HLB Group shares plummeted dramatically on March 21, 2025, following the announcement that its liver cancer drug, 'Livoceranib', was again denied approval by the U.S. Food and Drug Administration (FDA). This rejection sent ripples through the company's stock prices, resulting in steep declines for both HLB Group and its subsidiaries.
As of 9:30 AM on the day of the announcement, HLB’s shares had dropped by 28.77%, trading at 47,300 won. Other affiliated companies, including HLB Life Science and HLB Pharmaceutical, similarly saw significant valuation drops, underscoring the broader market impact of the FDA's decision.
According to reports, the FDA issued a Complete Response Letter (CRL) regarding 'Livoceranib'—a drug that had been positioned to become the second Korean anticancer treatment to receive FDA approval, following Yuhan Corporation’s lung cancer drug, 'Leclaza', which gained FDA nod in August 2024.

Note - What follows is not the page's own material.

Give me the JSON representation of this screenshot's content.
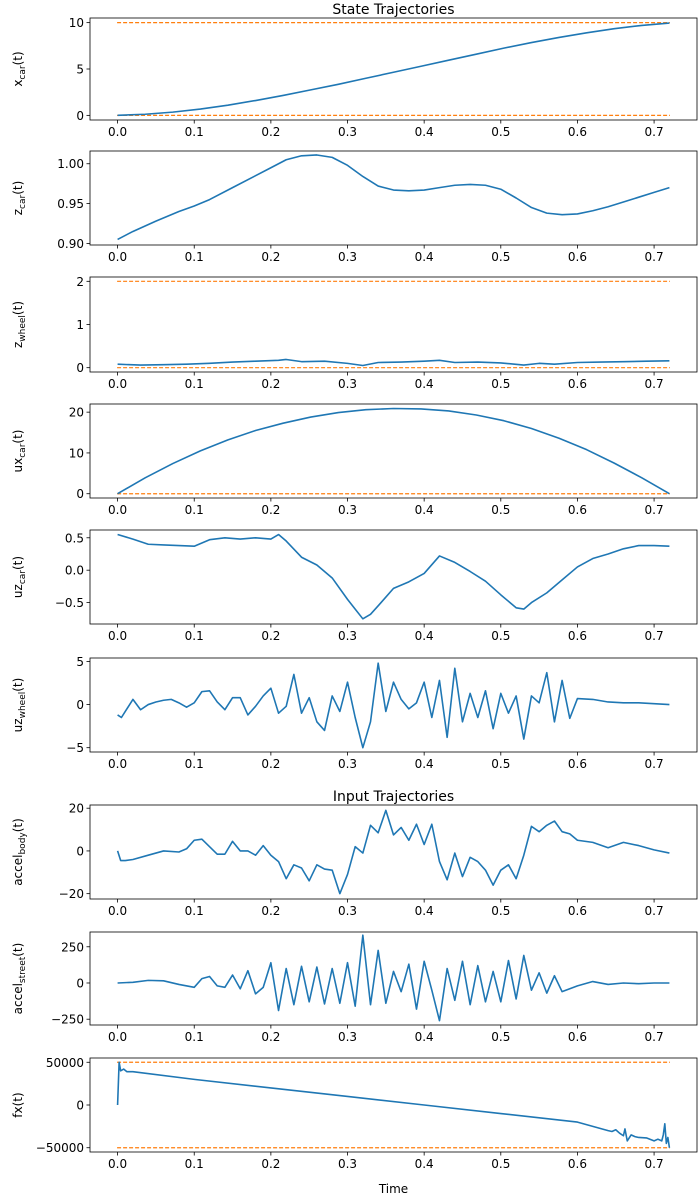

In a YouTube announcement, Jin Yang-gon, Chairman of HLB Group, clarified that the latest CRL was focused on unresolved Chemistry, Manufacturing, and Controls (CMC) issues pertaining to the combination of 'Livoceranib' and the immunotherapy 'Camrelizumab'. This was compounded by a previous CRL received in May 2024, which had already delayed the approval process.
Jin expressed deep disappointment over the situation, stating, "I believed I could bring good news to shareholders, but I am disappointed to relay this news again." He emphasized the need for further dialogue with the FDA to understand the specific deficiencies raised and to outline how the company plans to address them.
HLB's expectations for approval were high, considering the urgency and optimism surrounding its liver cancer drug. Experts had believed that the issues cited in the initial CRL were minor and easily rectifiable. However, the ongoing setbacks have left many investors uncertain about the future.
As market reactions unfolded, the numbers painted a concerning picture—HLB stock dropped to 47,800 won, a staggering decrease of 28.01% earlier in the day. Other subsidiaries also suffered, with HLB Pharmaceutical’s shares falling by about 23.98% and HLB Life Science plummeting 25.73%.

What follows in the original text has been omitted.